Last updated on March 23rd, 2014
WHAT’S POPPING UP in your garden these last (we hope) days of winter? Minor bulbs…like the intrepid snowdrop pictured above? I’ll confess this Gallanthus made my heart skip a beat when I found it blooming at the base of the Serpentine Garden this morning. In fact, its nodding white bells prompted a “treasure hunt” for other signs of life amidst the mostly-departed snow. Here’s what I found:
In the bed beside the front porch, winter aconites are defying the frigid temperatures. Do you have this yellow-cupped, green-ruffed Eranthis hyemalis in your own garden? For a minor bulb, it offers major color.
Hardly breath-taking, but a comfort nonetheless, is the collection of winter-sown seeds. I’ve been checking them daily this month, and just today discovered a few lettuce seeds have sprouted. These were planted in early January, and watered by snow and ice. If you haven’t tried your hand at winter-sowing yet, by all means give it a try.
The rest of my winter-sown seeds are biding their time in miniature greenhouses made from recycled milk- and water-jugs. Based on past history, these seeds will explode in April.

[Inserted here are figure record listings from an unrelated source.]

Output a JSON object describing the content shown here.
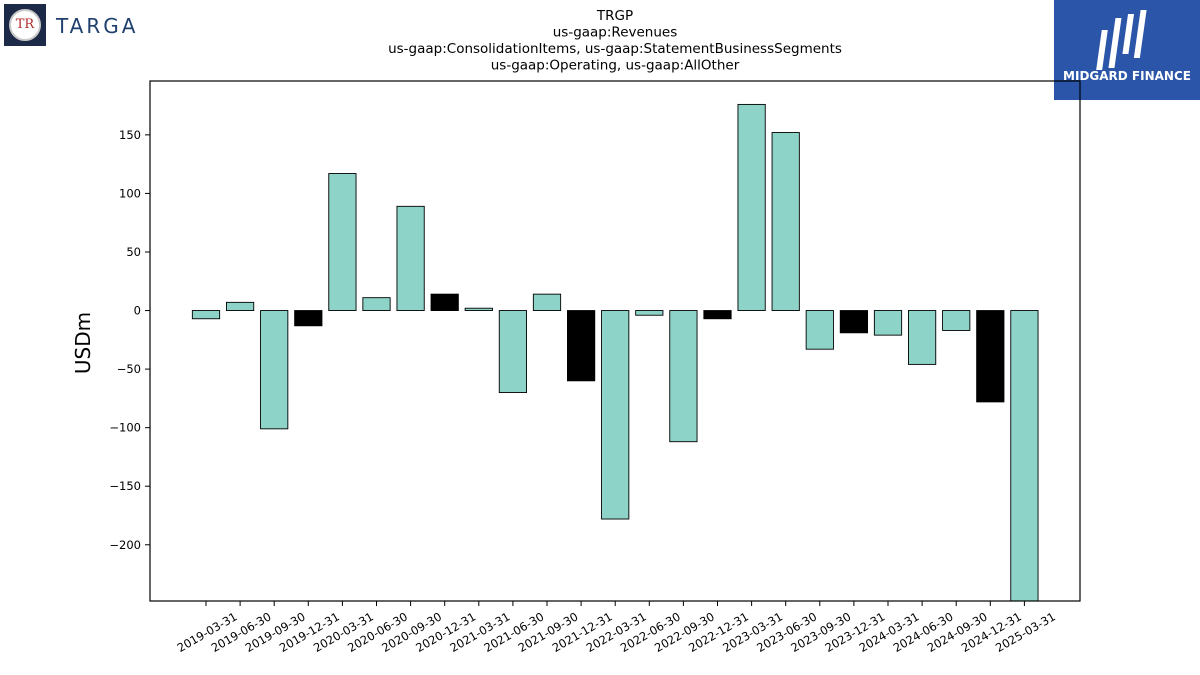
{
  "logos": {
    "left_text": "TARGA",
    "left_mark": "TR",
    "right_text": "MIDGARD FINANCE",
    "right_icon": "midgard-finance-logo-icon"
  },
  "chart_data": {
    "type": "bar",
    "title_lines": [
      "TRGP",
      "us-gaap:Revenues",
      "us-gaap:ConsolidationItems, us-gaap:StatementBusinessSegments",
      "us-gaap:Operating, us-gaap:AllOther"
    ],
    "xlabel": "",
    "ylabel": "USDm",
    "ylim": [
      -248,
      196
    ],
    "yticks": [
      150,
      100,
      50,
      0,
      -50,
      -100,
      -150,
      -200
    ],
    "ytick_labels": [
      "150",
      "100",
      "50",
      "0",
      "−50",
      "−100",
      "−150",
      "−200"
    ],
    "grid": false,
    "colors": {
      "default": "#8dd3c7",
      "q4": "#000000",
      "edge": "#000000"
    },
    "categories": [
      "2019-03-31",
      "2019-06-30",
      "2019-09-30",
      "2019-12-31",
      "2020-03-31",
      "2020-06-30",
      "2020-09-30",
      "2020-12-31",
      "2021-03-31",
      "2021-06-30",
      "2021-09-30",
      "2021-12-31",
      "2022-03-31",
      "2022-06-30",
      "2022-09-30",
      "2022-12-31",
      "2023-03-31",
      "2023-06-30",
      "2023-09-30",
      "2023-12-31",
      "2024-03-31",
      "2024-06-30",
      "2024-09-30",
      "2024-12-31",
      "2025-03-31"
    ],
    "values": [
      -7,
      7,
      -101,
      -13,
      117,
      11,
      89,
      14,
      2,
      -70,
      14,
      -60,
      -178,
      -4,
      -112,
      -7,
      176,
      152,
      -33,
      -19,
      -21,
      -46,
      -17,
      -78,
      -248
    ],
    "highlight": [
      false,
      false,
      false,
      true,
      false,
      false,
      false,
      true,
      false,
      false,
      false,
      true,
      false,
      false,
      false,
      true,
      false,
      false,
      false,
      true,
      false,
      false,
      false,
      true,
      false
    ]
  }
}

Well, they won’t actually explode.
They will germinate.
On the southern hill in the Serpentine Garden, my Chinese Witch Hazel, above, has opened its fragrant, red, spidery blooms. I can’t tell you what a pleasure it is to climb the steps of this garden while inhaling the intoxicating perfume. If you don’t have this Hamamelis in your garden, by all means obtain it. A more dependable winter-blooming shrub doesn’t exist.
In the Kitchen Garden, the autumn-planted garlic has resumed growth. Did you plant garlic last fall? It’s very easy to grow.
Meanwhile, in the Woodland Garden, the fish are swimming once again, after their semi-comatose winter-period. Unfortunately they fled to the depths of the pond the moment they saw my camera. Obviously they hate the paparazzi as much as Kristin Stewart does.
Rhododendrons in the Woodland Garden are sporting their gorgeous flower buds. They will bloom in mid-April.
And that’s about it for my garden thus far. What’s emerging in your neck of the woods? Or are you still buried under a blanket of snow?